Colocado por | Dezembro 15, 2017 | Notícias

Um novo estudo revelou o mecanismo de sobrevivência tumoral no glioblastoma, cuja inibição do processo poderá potenciar os efeitos da radioterapia.

O glioblastoma é o tipo de tumor cerebral mais comum e agressivo. O prognóstico para este tipo de cancro é bastante desanimador e é incurável. Os tratamentos existentes para o glioblastoma são a cirurgia, quimioterapia e radiologia.

Há estudos que sugerem que a autofagia, um processo de destruição celular, mas que, no entanto, desempenha um papel protetor em determinadas condições de stress, contribui para a sobrevivência e crescimento tumoral, sendo induzida pelos tratamentos comuns do cancro, que conduz à resistência do cancro aos tratamentos.

Tendo este facto em consideração, tem havido um grande interesse por parte da comunidade científica em inibir este mecanismo de sobrevivência.
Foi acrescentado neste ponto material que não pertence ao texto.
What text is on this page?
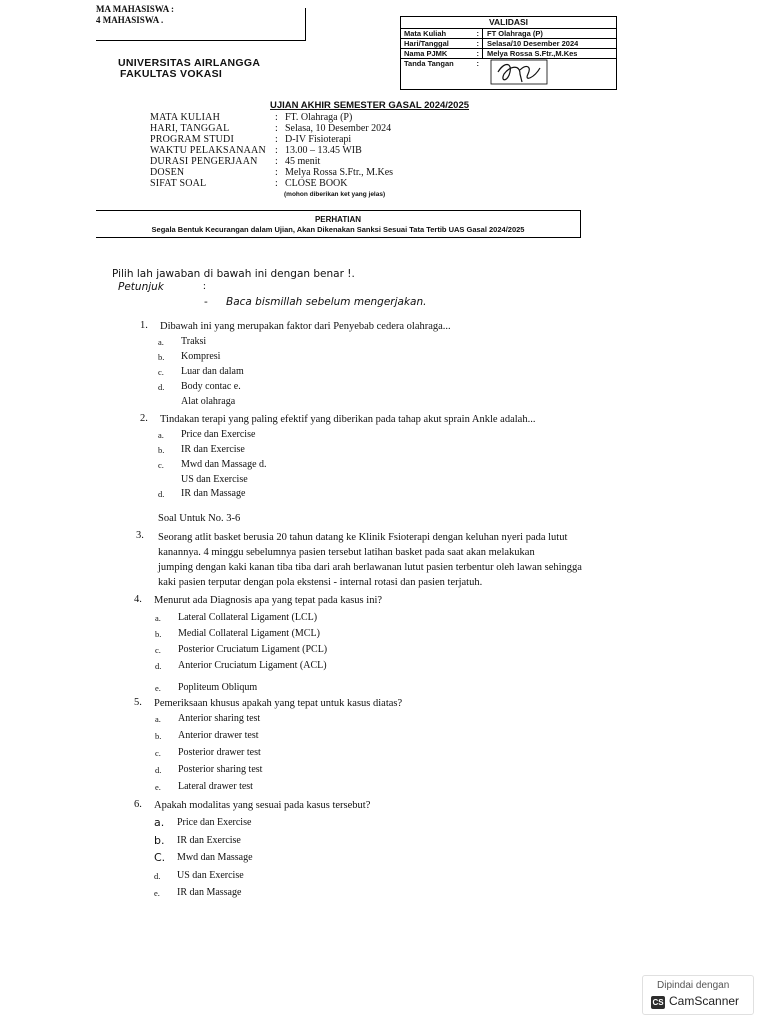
MA MAHASISWA :
4 MAHASISWA .
UNIVERSITAS AIRLANGGA
FAKULTAS VOKASI
VALIDASI
Mata Kuliah	:	FT Olahraga (P)
Hari/Tanggal	:	Selasa/10 Desember 2024
Nama PJMK	:	Melya Rossa S.Ftr.,M.Kes
Tanda Tangan	:
UJIAN AKHIR SEMESTER GASAL 2024/2025
MATA KULIAH	: FT. Olahraga (P)
HARI, TANGGAL	: Selasa, 10 Desember 2024
PROGRAM STUDI	: D-IV Fisioterapi
WAKTU PELAKSANAAN : 13.00 – 13.45 WIB
DURASI PENGERJAAN	: 45 menit
DOSEN	: Melya Rossa S.Ftr., M.Kes
SIFAT SOAL	: CLOSE BOOK
(mohon diberikan ket yang jelas)
PERHATIAN
Segala Bentuk Kecurangan dalam Ujian, Akan Dikenakan Sanksi Sesuai Tata Tertib UAS Gasal 2024/2025
Pilih lah jawaban di bawah ini dengan benar !.
Petunjuk	:
- Baca bismillah sebelum mengerjakan.
1. Dibawah ini yang merupakan faktor dari Penyebab cedera olahraga...
a. Traksi
b. Kompresi
c. Luar dan dalam
d. Body contac e.
Alat olahraga
2. Tindakan terapi yang paling efektif yang diberikan pada tahap akut sprain Ankle adalah...
a. Price dan Exercise
b. IR dan Exercise
c. Mwd dan Massage d.
US dan Exercise
d. IR dan Massage
Soal Untuk No. 3-6
3. Seorang atlit basket berusia 20 tahun datang ke Klinik Fsioterapi dengan keluhan nyeri pada lutut
kanannya. 4 minggu sebelumnya pasien tersebut latihan basket pada saat akan melakukan
jumping dengan kaki kanan tiba tiba dari arah berlawanan lutut pasien terbentur oleh lawan sehingga
kaki pasien terputar dengan pola ekstensi - internal rotasi dan pasien terjatuh.
4. Menurut ada Diagnosis apa yang tepat pada kasus ini?
a. Lateral Collateral Ligament (LCL)
b. Medial Collateral Ligament (MCL)
c. Posterior Cruciatum Ligament (PCL)
d. Anterior Cruciatum Ligament (ACL)
e. Popliteum Obliqum
5. Pemeriksaan khusus apakah yang tepat untuk kasus diatas?
a. Anterior sharing test
b. Anterior drawer test
c. Posterior drawer test
d. Posterior sharing test
e. Lateral drawer test
6. Apakah modalitas yang sesuai pada kasus tersebut?
a. Price dan Exercise
b. IR dan Exercise
C. Mwd dan Massage
d. US dan Exercise
e. IR dan Massage
Dipindai dengan
CS CamScanner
Conduzido por investigadores da Faculdade de Medicina da Universidade Northwestern, EUA, este estudo teve como objetivo perceber os mecanismos moleculares subjacente à regulação da autofagia no cancro, o que poderá conduzir a novas perspetivas de tratamento da doença.

Neste estudo, os investigadores liderados por Shi-Yuan Cheng, descobriram que uma proteína-cinase conhecida como MST4 promove o desenvolvimento tumoral no glioblastoma.

Seguidamente, identificaram pela primeira vez o substrato da MST4, que é conhecido como ATG4B e que medeia a função de promoção tumoral da MST4 através do aumento da atividade autofágica. Foi ainda demonstrado que a radiologia induz a expressão da MST4 e a fosforilação do ATG4B, promovendo assim o processo de autofagia que contribui para a sobrevivência das células tumorais.

Finalmente, os investigadores investigaram o efeito de um inibidor do substrato ATG4B num modelo animal de glioblastoma. Foi observado que quando utilizado em combinação com a radioterapia, o inibidor conseguiu desacelerar o crescimento tumoral de forma significativa e aumentou os índices de sobrevivência.

“Os nossos achados solidificaram o conceito do papel promotor da autofagia no glioblastoma maligno, e apontam para a necessidade de uma autofagia com uma ação específica, em combinação com tratamentos de primeira linha – como a radiação – para o glioblastoma e outros tumores”, concluiu o líder do estudo.

ALERT Life Sciences Computing, S.A.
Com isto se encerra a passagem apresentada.